En voyant devant ses yeux, en son sein, en ses bras, cette même Parole, la Parole substantielle du Père, la parole substantielle du Père, être muette et réduite au silence par l'état de son enfance, elle entre en un nouveau silence et y est transformée, à l'exemple du Verbe incarné qui est son Fils, son Dieu et son unique amour.

Un silence d'adoration et de transformation...

Sa vie se passe ainsi de silence d'adoration en silence de transformation ; son esprit et ses sens conspirent également à former en elle cette vie de silence.

Un silence éloquent...

Pourtant un sujet si grand, si présent et si propre à elle serait bien digne de ses paroles, de ses louanges!...

Qui connaît mieux l'état, les grandeurs, les humiliations de Jésus que Marie, en qui il a reposé neuf mois, de qui il a pris ce petit corps qui couvre la splendeur de la Divinité, comme un voile qui nous cache le vrai Sanctuaire ?

Qui parlerait plus dignement, plus divinement de choses si grandes, si divines, que celle qui est la Mère du Verbe éternel, en qui et par qui toutes ces choses ont été accomplies...Et pourtant elle est en silence, ravie par le silence de son Fils Jésus ! Ce silence de la Vierge n'est certes pas un silence d'impuissance ; c'est un silence de lumière et de ravissement, plus éloquent dans la louange de Jésus que l'éloquence même.

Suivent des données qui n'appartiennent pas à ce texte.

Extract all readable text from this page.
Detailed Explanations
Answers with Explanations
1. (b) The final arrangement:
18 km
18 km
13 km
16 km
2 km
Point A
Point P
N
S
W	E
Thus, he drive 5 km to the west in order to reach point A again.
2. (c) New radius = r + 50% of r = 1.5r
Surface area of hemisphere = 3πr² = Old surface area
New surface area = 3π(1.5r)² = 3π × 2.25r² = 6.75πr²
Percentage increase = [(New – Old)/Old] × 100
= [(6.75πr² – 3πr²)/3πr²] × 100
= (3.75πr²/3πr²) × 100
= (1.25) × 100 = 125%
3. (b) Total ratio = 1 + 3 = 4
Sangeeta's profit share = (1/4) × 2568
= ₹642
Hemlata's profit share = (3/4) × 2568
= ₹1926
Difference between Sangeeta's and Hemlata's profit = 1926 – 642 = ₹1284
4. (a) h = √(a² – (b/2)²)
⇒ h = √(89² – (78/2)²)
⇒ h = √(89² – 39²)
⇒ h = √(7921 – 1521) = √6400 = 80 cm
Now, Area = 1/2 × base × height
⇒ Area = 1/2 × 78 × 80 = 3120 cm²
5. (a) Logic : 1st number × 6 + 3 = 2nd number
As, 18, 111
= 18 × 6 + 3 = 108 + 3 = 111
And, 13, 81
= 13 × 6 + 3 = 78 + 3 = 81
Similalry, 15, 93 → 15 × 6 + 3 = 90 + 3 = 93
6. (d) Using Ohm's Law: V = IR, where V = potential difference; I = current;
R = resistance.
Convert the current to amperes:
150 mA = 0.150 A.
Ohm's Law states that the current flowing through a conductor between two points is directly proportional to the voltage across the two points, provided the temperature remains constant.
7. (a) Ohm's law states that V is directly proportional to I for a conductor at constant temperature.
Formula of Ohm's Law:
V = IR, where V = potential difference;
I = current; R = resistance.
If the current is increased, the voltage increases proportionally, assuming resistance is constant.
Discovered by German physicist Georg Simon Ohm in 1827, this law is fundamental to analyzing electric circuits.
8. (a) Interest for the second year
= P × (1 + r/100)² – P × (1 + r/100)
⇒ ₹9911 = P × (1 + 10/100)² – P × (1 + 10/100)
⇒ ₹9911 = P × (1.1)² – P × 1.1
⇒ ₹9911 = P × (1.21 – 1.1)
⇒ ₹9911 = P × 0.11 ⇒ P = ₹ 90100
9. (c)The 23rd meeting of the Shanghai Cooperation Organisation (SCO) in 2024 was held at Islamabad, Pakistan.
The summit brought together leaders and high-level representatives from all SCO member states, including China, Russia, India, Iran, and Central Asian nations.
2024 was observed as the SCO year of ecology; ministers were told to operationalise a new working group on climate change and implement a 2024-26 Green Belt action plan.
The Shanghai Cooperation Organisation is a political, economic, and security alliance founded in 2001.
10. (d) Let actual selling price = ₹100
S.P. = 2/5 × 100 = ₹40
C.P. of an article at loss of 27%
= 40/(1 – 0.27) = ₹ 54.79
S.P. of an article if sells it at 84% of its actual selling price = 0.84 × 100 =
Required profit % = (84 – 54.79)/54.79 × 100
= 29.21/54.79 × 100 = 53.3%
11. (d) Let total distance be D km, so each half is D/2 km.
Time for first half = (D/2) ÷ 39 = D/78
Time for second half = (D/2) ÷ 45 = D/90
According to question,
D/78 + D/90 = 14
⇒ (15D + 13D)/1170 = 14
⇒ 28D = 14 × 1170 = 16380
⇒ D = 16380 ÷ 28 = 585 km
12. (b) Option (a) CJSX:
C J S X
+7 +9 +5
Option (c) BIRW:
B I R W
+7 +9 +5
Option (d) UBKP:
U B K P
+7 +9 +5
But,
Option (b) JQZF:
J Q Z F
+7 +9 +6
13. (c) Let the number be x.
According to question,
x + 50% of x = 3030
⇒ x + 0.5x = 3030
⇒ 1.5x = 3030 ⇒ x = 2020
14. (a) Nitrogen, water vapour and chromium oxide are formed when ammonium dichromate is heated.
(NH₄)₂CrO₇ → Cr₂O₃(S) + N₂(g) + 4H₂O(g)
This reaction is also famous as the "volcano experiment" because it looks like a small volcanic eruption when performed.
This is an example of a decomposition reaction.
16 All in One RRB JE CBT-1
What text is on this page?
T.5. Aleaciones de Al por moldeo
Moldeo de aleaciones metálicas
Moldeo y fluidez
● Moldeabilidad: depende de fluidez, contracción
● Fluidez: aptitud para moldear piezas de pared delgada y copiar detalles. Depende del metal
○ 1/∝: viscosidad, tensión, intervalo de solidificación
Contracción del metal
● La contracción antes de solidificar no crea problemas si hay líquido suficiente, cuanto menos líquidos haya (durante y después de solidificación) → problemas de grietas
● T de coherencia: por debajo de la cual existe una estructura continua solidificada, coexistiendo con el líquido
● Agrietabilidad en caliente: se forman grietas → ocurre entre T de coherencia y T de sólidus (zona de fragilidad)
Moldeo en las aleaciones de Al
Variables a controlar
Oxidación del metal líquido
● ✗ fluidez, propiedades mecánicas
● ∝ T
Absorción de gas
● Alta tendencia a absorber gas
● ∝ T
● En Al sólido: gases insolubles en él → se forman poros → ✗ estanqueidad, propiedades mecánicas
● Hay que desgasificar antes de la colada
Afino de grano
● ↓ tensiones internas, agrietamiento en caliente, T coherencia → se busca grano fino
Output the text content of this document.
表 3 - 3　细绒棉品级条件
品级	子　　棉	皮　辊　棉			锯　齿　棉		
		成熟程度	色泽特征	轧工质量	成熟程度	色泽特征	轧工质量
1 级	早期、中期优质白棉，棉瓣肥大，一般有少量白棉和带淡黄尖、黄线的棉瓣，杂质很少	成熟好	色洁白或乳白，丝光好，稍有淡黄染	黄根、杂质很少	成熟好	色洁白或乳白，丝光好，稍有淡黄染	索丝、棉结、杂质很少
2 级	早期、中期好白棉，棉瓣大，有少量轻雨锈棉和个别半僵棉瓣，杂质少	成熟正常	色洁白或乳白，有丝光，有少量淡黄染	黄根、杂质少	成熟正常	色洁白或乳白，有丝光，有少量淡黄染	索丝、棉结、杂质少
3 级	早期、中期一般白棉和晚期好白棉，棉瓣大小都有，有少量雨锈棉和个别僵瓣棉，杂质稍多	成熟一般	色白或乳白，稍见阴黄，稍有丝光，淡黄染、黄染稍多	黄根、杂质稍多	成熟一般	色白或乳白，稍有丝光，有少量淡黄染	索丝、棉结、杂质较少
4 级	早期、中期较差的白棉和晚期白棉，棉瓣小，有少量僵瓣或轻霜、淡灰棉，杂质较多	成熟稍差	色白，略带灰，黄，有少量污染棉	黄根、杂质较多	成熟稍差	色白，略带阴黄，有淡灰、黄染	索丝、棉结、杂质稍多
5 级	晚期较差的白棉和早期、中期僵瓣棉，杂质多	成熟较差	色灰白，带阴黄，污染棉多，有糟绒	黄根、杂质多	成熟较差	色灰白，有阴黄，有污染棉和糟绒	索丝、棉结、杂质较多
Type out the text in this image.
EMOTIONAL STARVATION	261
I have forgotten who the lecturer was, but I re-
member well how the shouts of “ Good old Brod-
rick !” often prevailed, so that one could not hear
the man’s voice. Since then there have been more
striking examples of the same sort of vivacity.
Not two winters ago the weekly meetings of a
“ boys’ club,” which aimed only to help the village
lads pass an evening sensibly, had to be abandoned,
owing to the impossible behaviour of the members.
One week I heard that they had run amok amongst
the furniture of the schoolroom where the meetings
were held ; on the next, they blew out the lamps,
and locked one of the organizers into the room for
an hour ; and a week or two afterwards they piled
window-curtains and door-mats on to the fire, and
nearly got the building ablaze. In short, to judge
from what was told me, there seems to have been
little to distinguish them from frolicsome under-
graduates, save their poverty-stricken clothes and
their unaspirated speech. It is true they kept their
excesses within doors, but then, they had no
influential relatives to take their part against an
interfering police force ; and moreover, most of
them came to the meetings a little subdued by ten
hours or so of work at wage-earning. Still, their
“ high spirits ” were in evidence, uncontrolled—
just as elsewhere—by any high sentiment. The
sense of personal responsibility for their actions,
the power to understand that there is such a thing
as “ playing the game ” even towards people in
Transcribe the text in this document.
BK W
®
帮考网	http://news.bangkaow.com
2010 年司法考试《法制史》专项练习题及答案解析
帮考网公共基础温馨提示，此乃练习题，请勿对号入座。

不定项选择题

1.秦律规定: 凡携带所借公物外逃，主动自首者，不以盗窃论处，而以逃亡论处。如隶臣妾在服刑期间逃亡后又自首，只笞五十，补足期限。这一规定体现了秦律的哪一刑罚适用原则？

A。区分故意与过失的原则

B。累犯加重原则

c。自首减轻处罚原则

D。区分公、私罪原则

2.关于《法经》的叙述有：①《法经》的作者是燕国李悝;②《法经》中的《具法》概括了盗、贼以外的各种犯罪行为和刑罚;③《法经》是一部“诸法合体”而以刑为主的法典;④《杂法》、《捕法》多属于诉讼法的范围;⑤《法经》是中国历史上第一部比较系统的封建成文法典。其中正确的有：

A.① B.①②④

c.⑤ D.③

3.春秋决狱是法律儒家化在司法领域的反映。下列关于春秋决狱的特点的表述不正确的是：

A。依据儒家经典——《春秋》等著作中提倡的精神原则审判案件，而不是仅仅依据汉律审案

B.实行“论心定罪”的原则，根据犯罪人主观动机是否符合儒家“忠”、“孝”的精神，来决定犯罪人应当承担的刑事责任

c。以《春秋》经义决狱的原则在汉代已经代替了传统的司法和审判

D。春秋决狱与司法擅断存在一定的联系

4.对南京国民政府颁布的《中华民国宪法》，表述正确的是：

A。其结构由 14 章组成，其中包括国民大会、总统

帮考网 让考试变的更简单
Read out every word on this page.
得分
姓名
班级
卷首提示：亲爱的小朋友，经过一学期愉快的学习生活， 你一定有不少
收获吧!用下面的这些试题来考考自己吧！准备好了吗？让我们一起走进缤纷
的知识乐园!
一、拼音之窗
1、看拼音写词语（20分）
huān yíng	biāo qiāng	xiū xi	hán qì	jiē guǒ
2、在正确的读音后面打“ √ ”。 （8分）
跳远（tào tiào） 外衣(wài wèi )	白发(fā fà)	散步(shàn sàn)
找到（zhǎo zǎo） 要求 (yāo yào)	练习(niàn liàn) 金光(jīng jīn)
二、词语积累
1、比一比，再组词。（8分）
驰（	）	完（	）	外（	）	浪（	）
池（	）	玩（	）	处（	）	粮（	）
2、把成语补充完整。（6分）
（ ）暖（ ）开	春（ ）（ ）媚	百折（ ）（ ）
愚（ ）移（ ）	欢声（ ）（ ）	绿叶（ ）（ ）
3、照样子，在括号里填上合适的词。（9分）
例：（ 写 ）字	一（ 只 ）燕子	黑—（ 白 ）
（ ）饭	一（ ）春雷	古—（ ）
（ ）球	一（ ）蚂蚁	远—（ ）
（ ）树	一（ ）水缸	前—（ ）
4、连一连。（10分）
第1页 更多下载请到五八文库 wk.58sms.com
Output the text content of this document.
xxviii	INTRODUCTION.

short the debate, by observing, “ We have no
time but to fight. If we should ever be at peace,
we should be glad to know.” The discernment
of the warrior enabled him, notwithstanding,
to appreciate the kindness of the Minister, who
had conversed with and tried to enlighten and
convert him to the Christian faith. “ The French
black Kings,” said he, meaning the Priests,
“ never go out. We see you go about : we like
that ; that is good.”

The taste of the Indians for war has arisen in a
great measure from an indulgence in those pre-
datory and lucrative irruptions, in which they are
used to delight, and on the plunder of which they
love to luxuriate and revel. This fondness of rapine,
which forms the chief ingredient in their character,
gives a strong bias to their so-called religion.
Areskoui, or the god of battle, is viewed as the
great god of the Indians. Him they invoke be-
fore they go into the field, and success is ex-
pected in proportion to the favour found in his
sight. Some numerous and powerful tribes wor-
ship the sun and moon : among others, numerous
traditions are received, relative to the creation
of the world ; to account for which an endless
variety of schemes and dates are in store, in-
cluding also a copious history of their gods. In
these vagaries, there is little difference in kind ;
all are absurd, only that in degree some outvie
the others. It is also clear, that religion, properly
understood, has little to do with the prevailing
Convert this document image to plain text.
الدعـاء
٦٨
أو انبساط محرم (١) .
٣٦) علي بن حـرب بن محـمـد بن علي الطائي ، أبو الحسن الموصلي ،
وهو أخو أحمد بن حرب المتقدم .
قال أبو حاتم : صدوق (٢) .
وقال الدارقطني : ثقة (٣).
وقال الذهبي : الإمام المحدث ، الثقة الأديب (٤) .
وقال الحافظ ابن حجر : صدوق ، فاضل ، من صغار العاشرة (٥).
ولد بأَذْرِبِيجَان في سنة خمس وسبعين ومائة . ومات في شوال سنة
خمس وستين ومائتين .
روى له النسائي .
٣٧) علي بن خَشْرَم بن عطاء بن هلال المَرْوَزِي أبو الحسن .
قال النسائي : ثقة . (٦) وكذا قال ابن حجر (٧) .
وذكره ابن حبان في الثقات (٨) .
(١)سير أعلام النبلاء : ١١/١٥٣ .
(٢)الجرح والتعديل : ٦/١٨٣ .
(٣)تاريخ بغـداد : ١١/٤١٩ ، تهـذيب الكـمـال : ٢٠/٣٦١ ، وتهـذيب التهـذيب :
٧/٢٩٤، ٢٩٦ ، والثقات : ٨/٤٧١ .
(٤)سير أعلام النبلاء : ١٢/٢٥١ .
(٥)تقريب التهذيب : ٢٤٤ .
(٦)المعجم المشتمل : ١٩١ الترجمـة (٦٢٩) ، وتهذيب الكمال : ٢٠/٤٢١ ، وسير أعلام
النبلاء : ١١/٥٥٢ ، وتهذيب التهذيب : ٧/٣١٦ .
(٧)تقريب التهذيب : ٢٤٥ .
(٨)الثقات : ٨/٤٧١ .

Un silence qui absorbe en Dieu...

C'est un silence opéré par le silence de Jésus qui imprime ce divin effet en sa Mère, et qui la tire à soi dans son propre silence, et qui absorbe en sa divinité toute parole et pensée de sa créature.

Aussi est-ce une merveille de voir que tout le monde parle et que Marie ne parle point. Elle écoute. Elle reçoit, offre et donne son Fils en silence !

Voilà l'état et l'occupation de la Vierge, voilà son exercice et sa vie au regard de Jésus durant sa enfance. »


P. de BERULLE,

Opuscule 48,

éd. Du Cerf, Paris 1995, t. 3, p. 151-152.